I. Осенние виды и мальчик с бочонком

К концу осени, когда нет еще снега, но утром и вечером начинает порядочно уже подмораживать, выпадают иногда такие ясные, лучезарные дни, что на минуту обманываешься и думаешь: не апрель ли опять на дворе?.. Солнце горит так же ярко, в воздухе столько же блеска, тени на обнаженных холмах так же легки и прозрачны! Недостает только воркования весенних ручейков, запаха земли и песни жаворонка, чтоб подкупить вас совершенно.

В один из таких дней, утром часов около десяти, в околице села Ягодня показался белокурый мальчик лет тринадцати. Мальчик, каких бы то ни было лет и с какими бы то ни было волосами: белыми, черными или рыжими, принадлежит к самым обыкновенным сельским явлениям. Но мальчик, о котором идет речь, заслуживал особенного внимания: он нес за плечами ведерный бочонок, обвязанный старым кушаком, концы которого находились в руках его. Будь за плечами этого мальчика корыто, ушат, связка хворосту, плетеная кошелка с мякиной, пук сена; восседай там другой мальчик – младший братишка, – или болтайся за плечами лапти или даже новые смазные сапоги, ничего бы не было удивительного, но бочонок – особенно с железными обручами и новой точеной деревянной пробкой, воля ваша, такое обстоятельство невольно возбуждало любопытство!

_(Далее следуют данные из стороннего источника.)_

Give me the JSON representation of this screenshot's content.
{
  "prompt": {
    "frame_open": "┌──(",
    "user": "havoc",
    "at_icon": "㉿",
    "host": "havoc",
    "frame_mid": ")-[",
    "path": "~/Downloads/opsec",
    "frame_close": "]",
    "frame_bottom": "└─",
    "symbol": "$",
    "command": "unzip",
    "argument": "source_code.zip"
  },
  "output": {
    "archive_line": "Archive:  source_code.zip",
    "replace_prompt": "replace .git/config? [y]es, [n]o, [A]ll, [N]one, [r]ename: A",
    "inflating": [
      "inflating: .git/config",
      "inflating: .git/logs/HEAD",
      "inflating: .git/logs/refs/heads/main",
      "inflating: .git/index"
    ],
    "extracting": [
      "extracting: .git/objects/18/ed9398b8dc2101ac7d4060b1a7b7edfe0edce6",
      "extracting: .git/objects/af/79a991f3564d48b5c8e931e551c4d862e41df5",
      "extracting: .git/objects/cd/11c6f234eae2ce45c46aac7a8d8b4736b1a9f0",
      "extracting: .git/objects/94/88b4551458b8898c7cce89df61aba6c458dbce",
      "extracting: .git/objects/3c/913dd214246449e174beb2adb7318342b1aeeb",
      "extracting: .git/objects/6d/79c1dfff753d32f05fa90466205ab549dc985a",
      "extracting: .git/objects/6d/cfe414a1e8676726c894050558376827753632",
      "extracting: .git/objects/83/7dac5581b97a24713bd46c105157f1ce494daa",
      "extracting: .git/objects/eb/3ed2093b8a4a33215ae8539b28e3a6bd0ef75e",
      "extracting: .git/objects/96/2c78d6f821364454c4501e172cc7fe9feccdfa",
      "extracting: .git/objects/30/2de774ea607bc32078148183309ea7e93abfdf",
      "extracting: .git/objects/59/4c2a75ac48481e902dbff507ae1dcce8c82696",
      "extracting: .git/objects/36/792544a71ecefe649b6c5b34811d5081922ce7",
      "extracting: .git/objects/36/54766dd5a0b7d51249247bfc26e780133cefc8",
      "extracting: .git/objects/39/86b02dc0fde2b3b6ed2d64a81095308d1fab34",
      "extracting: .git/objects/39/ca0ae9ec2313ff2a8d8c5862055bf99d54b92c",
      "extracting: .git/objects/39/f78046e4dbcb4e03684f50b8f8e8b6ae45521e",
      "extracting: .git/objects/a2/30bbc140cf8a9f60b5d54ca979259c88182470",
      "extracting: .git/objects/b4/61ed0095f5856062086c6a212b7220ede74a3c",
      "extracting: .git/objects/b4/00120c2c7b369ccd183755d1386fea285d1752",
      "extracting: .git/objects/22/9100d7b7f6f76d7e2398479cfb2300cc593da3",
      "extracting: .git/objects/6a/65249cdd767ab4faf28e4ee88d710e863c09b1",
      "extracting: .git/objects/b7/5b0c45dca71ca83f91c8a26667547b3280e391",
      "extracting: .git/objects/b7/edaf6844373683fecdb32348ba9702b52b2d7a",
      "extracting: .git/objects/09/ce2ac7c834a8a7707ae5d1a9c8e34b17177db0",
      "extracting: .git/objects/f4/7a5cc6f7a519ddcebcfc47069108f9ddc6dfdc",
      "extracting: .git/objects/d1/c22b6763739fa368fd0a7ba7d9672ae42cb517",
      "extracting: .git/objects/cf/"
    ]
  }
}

Начать с того, что посудинки этого рода вовсе не в употреблении в крестьянском хозяйстве: нечего класть туда; потом, бочонок не по карману; наконец, известно было, что во всем околотке таким бочонком обладала одна только дьячиха; и то достался Он ей по случаю: одна из приходских помещиц подарила. С какой же стати мальчик этот, не принадлежащий ни с которой стороны дому дьячихи, нес этот бочонок?.. Но мальчика мало, казалось, занимали такие соображения. Выйдя за околицу, он тряхнул бочонок с самым беззаботным видом, перенес концы кушака в левую руку, поправил свободною рукою шапку, которая лезла на глаза, и, весело посвистывая, зашагал по дороге.

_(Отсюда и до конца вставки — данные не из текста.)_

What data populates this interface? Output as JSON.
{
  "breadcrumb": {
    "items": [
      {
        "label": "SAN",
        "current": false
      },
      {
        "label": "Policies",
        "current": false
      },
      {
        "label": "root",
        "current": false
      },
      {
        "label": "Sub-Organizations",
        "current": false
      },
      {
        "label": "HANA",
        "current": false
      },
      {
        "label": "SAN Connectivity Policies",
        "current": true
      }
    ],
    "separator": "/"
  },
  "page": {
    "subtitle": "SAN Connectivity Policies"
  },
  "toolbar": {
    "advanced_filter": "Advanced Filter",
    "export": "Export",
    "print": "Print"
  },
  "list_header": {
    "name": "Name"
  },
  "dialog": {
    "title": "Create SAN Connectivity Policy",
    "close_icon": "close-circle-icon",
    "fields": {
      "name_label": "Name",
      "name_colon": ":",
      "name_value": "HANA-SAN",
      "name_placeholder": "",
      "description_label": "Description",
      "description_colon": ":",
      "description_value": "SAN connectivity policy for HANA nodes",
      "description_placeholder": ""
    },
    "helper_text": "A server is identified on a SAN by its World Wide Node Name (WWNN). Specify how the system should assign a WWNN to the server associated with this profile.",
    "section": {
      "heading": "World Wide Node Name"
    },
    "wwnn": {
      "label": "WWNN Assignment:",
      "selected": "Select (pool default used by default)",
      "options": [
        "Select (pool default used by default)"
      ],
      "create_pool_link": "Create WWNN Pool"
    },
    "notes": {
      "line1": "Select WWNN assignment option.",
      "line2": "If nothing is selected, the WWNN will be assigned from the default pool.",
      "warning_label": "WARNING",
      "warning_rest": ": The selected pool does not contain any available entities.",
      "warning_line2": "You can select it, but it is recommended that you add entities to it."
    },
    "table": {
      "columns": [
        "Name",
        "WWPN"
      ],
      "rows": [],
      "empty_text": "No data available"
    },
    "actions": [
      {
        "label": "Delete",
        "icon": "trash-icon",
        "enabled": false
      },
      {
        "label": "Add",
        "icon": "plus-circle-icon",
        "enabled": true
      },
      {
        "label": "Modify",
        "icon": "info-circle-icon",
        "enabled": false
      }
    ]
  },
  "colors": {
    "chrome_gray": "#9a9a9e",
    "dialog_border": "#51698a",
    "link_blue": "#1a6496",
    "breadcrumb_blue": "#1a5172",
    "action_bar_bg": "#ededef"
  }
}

Дорога, укатанная недавно еще проезжавшими подводами с овсяными и ржаными снопами, звенела под ногами и лоснилась на солнце, как серый полированный камень. Вправо от нее неоглядно желтели поля, покрытые шершавым жнивьем; слева тянулись крестьянские гумна, обнесенные старым земляным валом, с торчавшими кое-где плетнями и ветлами, побросавшими свои листья. Тень от плетней и ветел местами пересекала дорогу, отпечатывая на ней прихотливые узоры инея, который превращался в капли и пропадал, как только убегала тень и прикасались к нему лучи солнца; от канавки, наполненной листом, кустами крапивы и полыни, побелевшими от измороси, несло острой свежестью. Но чем темнее рисовались плетни и стволы ветел, тем ослепительнее сверкали за ними скирды и крыши гумен; чем тише было вправо от дороги, тем шумнее было за ветлами. Там из конца в конец немолчно звучали удары цепа, шумела рожь, падавшая звонкими, сухими зернами на гладко убитый мерзлый ток, слышался говор народа, шелест голубей и крик галок, перелетавших с места на место.

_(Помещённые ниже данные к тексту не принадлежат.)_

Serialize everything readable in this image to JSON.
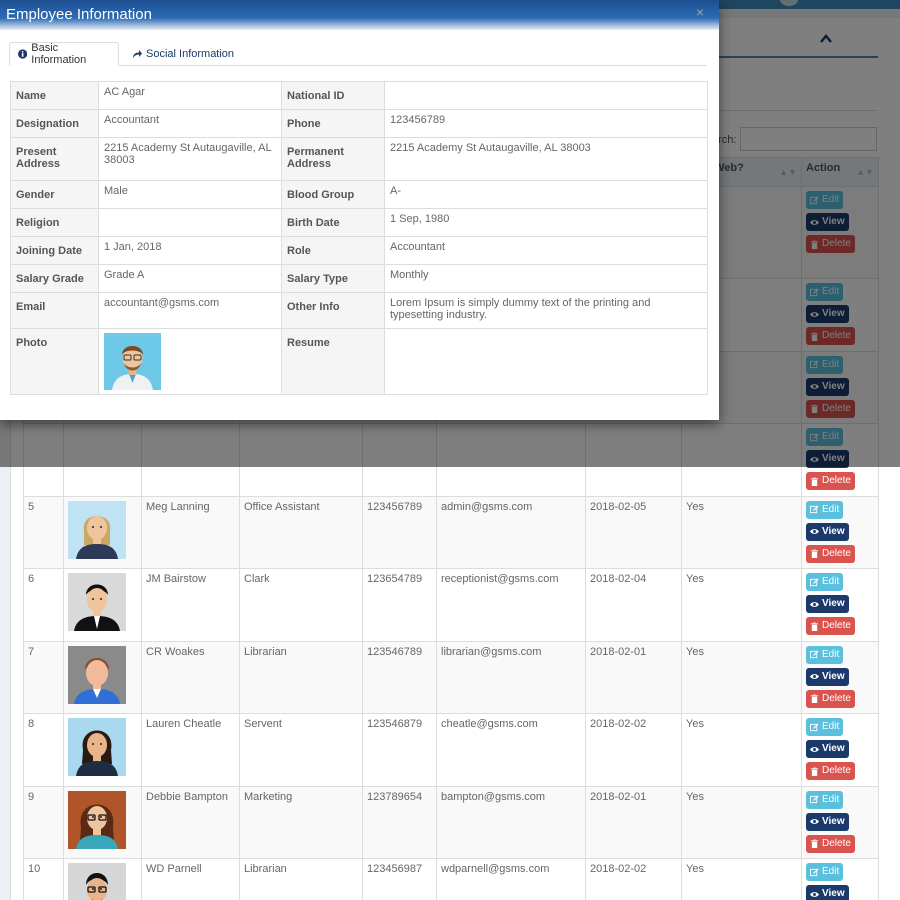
{
  "background": {
    "search_label": "arch:",
    "table": {
      "headers": {
        "web": "w on Web?",
        "action": "Action"
      },
      "rows": [
        {
          "sl": "5",
          "name": "Meg Lanning",
          "designation": "Office Assistant",
          "phone": "123456789",
          "email": "admin@gsms.com",
          "date": "2018-02-05",
          "web": "Yes",
          "avatar": "female-blonde"
        },
        {
          "sl": "6",
          "name": "JM Bairstow",
          "designation": "Clark",
          "phone": "123654789",
          "email": "receptionist@gsms.com",
          "date": "2018-02-04",
          "web": "Yes",
          "avatar": "male-suit"
        },
        {
          "sl": "7",
          "name": "CR Woakes",
          "designation": "Librarian",
          "phone": "123546789",
          "email": "librarian@gsms.com",
          "date": "2018-02-01",
          "web": "Yes",
          "avatar": "male-faceless"
        },
        {
          "sl": "8",
          "name": "Lauren Cheatle",
          "designation": "Servent",
          "phone": "123546879",
          "email": "cheatle@gsms.com",
          "date": "2018-02-02",
          "web": "Yes",
          "avatar": "female-dark-hair"
        },
        {
          "sl": "9",
          "name": "Debbie Bampton",
          "designation": "Marketing",
          "phone": "123789654",
          "email": "bampton@gsms.com",
          "date": "2018-02-01",
          "web": "Yes",
          "avatar": "female-glasses"
        },
        {
          "sl": "10",
          "name": "WD Parnell",
          "designation": "Librarian",
          "phone": "123456987",
          "email": "wdparnell@gsms.com",
          "date": "2018-02-02",
          "web": "Yes",
          "avatar": "male-glasses"
        }
      ],
      "buttons": {
        "edit": "Edit",
        "view": "View",
        "delete": "Delete"
      }
    }
  },
  "modal": {
    "title": "Employee Information",
    "close": "×",
    "tabs": [
      {
        "label": "Basic Information",
        "icon": "info-circle-icon",
        "active": true
      },
      {
        "label": "Social Information",
        "icon": "share-icon",
        "active": false
      }
    ],
    "fields": {
      "name_k": "Name",
      "name_v": "AC Agar",
      "nid_k": "National ID",
      "nid_v": "",
      "designation_k": "Designation",
      "designation_v": "Accountant",
      "phone_k": "Phone",
      "phone_v": "123456789",
      "present_k": "Present Address",
      "present_v": "2215 Academy St Autaugaville, AL 38003",
      "permanent_k": "Permanent Address",
      "permanent_v": "2215 Academy St Autaugaville, AL 38003",
      "gender_k": "Gender",
      "gender_v": "Male",
      "blood_k": "Blood Group",
      "blood_v": "A-",
      "religion_k": "Religion",
      "religion_v": "",
      "birth_k": "Birth Date",
      "birth_v": "1 Sep, 1980",
      "joining_k": "Joining Date",
      "joining_v": "1 Jan, 2018",
      "role_k": "Role",
      "role_v": "Accountant",
      "salary_grade_k": "Salary Grade",
      "salary_grade_v": "Grade A",
      "salary_type_k": "Salary Type",
      "salary_type_v": "Monthly",
      "email_k": "Email",
      "email_v": "accountant@gsms.com",
      "other_k": "Other Info",
      "other_v": "Lorem Ipsum is simply dummy text of the printing and typesetting industry.",
      "photo_k": "Photo",
      "resume_k": "Resume",
      "resume_v": ""
    }
  }
}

В числах пернатых воробьи, как и всегда, впрочем, отличались особенною егозливостью и трескотнёю. Недаром называют их в простонародье ворами и разбойниками! Глядя, как суетились они, как задирали одиноких галок и как потом таращили серые свои перышки, когда которая-нибудь из этих птиц выказывала намерение напасть в свою очередь; как обсыпали они тогда соседнюю ветлу и разом принимались пищать и бить крылышками, – можно было думать, что они считали себя здесь полными хозяевами и приходили в такую ярость потому лишь, что защищали собственность.

Такие проделки сильно забавляли мальчика; можно сказать, воробьи сделались даже единственным предметом его внимания, как только ступил он на дорогу. Следя за ними быстрыми, веселыми глазами, он то ускорял шаг, то замедлял его; каждый раз, как крикливая стая, сделав неожиданный поворот в воздухе, опускалась на макушку ветлы, мальчик припадал к земле и начинал подкрадываться; брови его подымались, и лицо выражало быстроту и лукавство; в чертах и движениях явно проглядывало намерение подкрасться ближе и застать птиц врасплох; но нетерпение всякий раз портило дело: не успев сделать трех шагов, он суетливо свешивал набок свою ношу и принимался стучать камнем в дно бочонка, издававшего при этом какой-то глупый глухой звук.

Бочонок был пуст, – это ясно: иначе быть не могло: одна пустота бочонка могла объяснить прыжки мальчика, легкую его поступь и веселость; не мог бы он в другом случае бегать за воробьями и не стал бы так громко смеяться, когда птицы, испуганные грохотом бочонка, пугливо и врозь разлетались. Мальчик выказывал, впрочем, такой веселый нрав, что мог бы, кажется, смеяться и под более тяжелой ношей. Веселость его проистекала, по-видимому, столько же из нрава, сколько от здоровья и довольства жизнью; от полных щек его, разрумяненных остротою утреннего воздуха, дышало свежестью; в чертах не было следа лишений и преждевременного утомления. Он был в лаптишках, старом полушубке, очевидно принадлежавшем рослому человеку, и шапке, которая, конечно, могла только принадлежать владельцу полушубка; но все это было, однако ж, в порядке; заплат было много; попадались даже заплатки из синего и бурого сукна, но не висели они лохмотьями, а тщательно обшиты были кругом белыми здоровыми нитками; короче сказать, все показывало очень счастливого мальчика, – мальчика береженого, вволю пичкавшего хлеб и кашу, не лишенного нежных материнских попечений. Уже самая фигура его, крепкая, пышущая здоровьем и похожая издали на медвежонка, ставшего на задние лапы, красноречиво подтверждала такие предположения.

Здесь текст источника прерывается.